“Don’t let me hear you say life’s taking you nowhere,” croons David Bowie in Golden Years, the song that bookends Noah Baumbach’s last film While We’re Young. We could well take this as a maxim aimed at Baumbach’s characters – at least in his cautiously optimistic later films, which all follow millennial yuppies as they attempt to carve some meaning from their leisurely Brooklyn lives.
In Mistress America, the yuppie in question is Brooke, a flighty, narcissistic woman about town who’s going on 30. She parties, dreams up incoherent business ventures, freelances as an interior decorator; she’s the sort of girl who elaborates a moral code to justify her adultery, and doesn’t ask other people questions about themselves. When her stepsister-to-be Tracy moves to New York, Brooke jumps at the chance to impress the wide-eyed teenager with a tour of her social life. She wants to be the centre of Tracy’s world, as well as her own, but the relationship sours when Tracy starts to understand her a little too well.

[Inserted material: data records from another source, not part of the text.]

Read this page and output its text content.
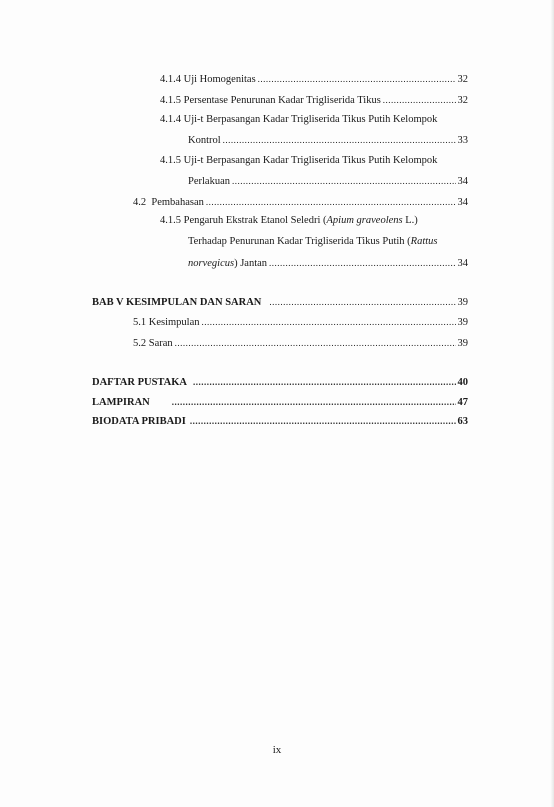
4.1.4 Uji Homogenitas .....	32
4.1.5 Persentase Penurunan Kadar Trigliserida Tikus .....	32
4.1.4 Uji-t Berpasangan Kadar Trigliserida Tikus Putih Kelompok
Kontrol .....	33
4.1.5 Uji-t Berpasangan Kadar Trigliserida Tikus Putih Kelompok
Perlakuan .....	34
4.2  Pembahasan .....	34
4.1.5 Pengaruh Ekstrak Etanol Seledri (Apium graveolens L.)
Terhadap Penurunan Kadar Trigliserida Tikus Putih (Rattus
norvegicus) Jantan .....	34
BAB V KESIMPULAN DAN SARAN .....	39
5.1 Kesimpulan .....	39
5.2 Saran .....	39
DAFTAR PUSTAKA .....	40
LAMPIRAN .....	47
BIODATA PRIBADI .....	63
ix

There is a jaundiced irony here that Baumbach excels at. “There’s nothing I don’t know about myself,” Brooke breezily tells her ex. “That’s why I know therapy doesn’t work for me.” It’s a neat line, but the joke’s on her: she may be self-absorbed, but self-aware she ain’t, and therein lies her aimlessness. Whether you can sympathise with such cosseted dilettantes depends on where you stand on the film’s mannered, Sundance-ready style. Baumbach has been compared to Woody Allen, but he lacks Allen’s knack for making his characters sound real – they talk in repartee, not dialogue.
His muse and partner Greta Gerwig, who plays Brooke and co-wrote the script, is the ambassador for this strain of American indie: she’s kooky, witty, sharply observant, and just a little annoying.